Afin de nous abriter des rafales qui pourraient souffler du plateau supérieur, nous passons au pied du mont Engelstad, et, à la fin de l’étape, nous campons tout contre ce pic. Ici, de même qu’à notre premier passage, la neige est molle et épaisse ; non sans difficultés nous trouvons un bon emplacement pour la tente. Nous voici descendus d’environ un millier de mètres ; on s’en aperçoit sans qu’il soit besoin de consulter les instruments. J’ai l’impression de respirer plus facilement ; après tout, ce n’est peut-être qu’une idée. Pas un souffle d’air et un soleil brûlant, comme au plus fort de l’été en Norvège.

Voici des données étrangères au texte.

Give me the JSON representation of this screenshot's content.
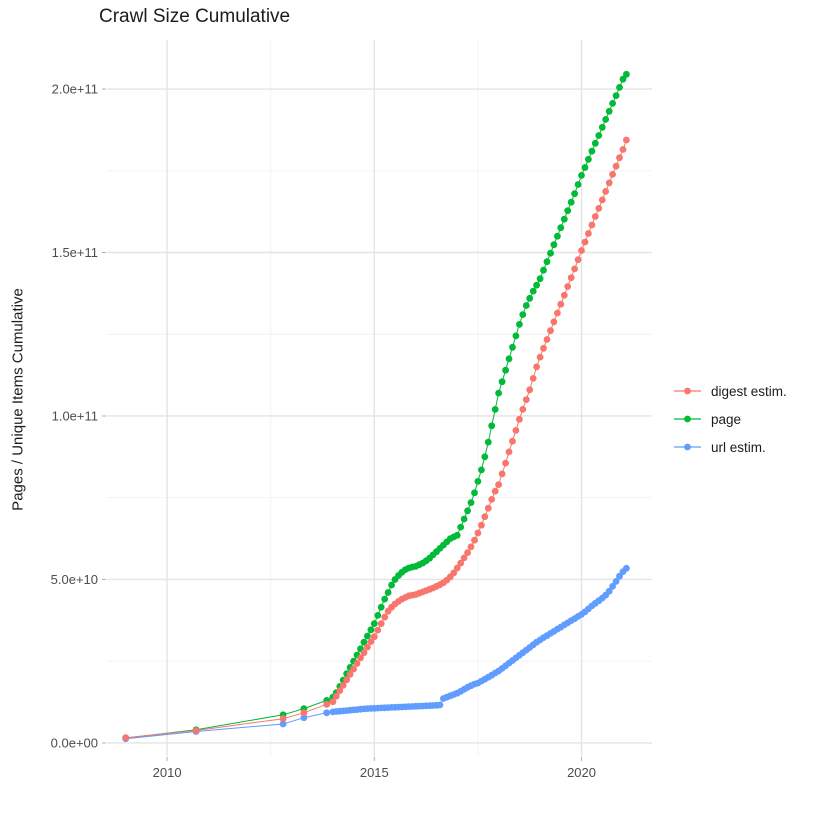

Le lendemain matin, en nous levant, un panorama d’une sublime beauté s’offre à nous. Le camp est installé dans l’étroite brèche séparant le Fridtjof Nansen de l’Ole Engelstad. Abrité par cette dernière montagne, notre bivouac est dans l’ombre, tandis qu’en face de nous la calotte glacée du Nansen est illuminée par un radieux soleil de minuit. Les neiges culminantes luisent dans un éblouissement de lumière jaune ; plus bas, elles se teintent en bleu, puis par une lente dégradation se fondent dans des tons sombres au pied de la montagne. L’Engelstad présente le même contraste : en bas une masse noire striée par l’écroulement blanc du glacier, et en haut une auréole d’or formée par un cirrus arrêté sur la pointe du pic. Plus loin encore dans l’est, le Don Pedro Christophersen dresse dans ce ciel flamboyant ses crêtes fantastiques. Un décor féerique, enveloppé d’un calme profond.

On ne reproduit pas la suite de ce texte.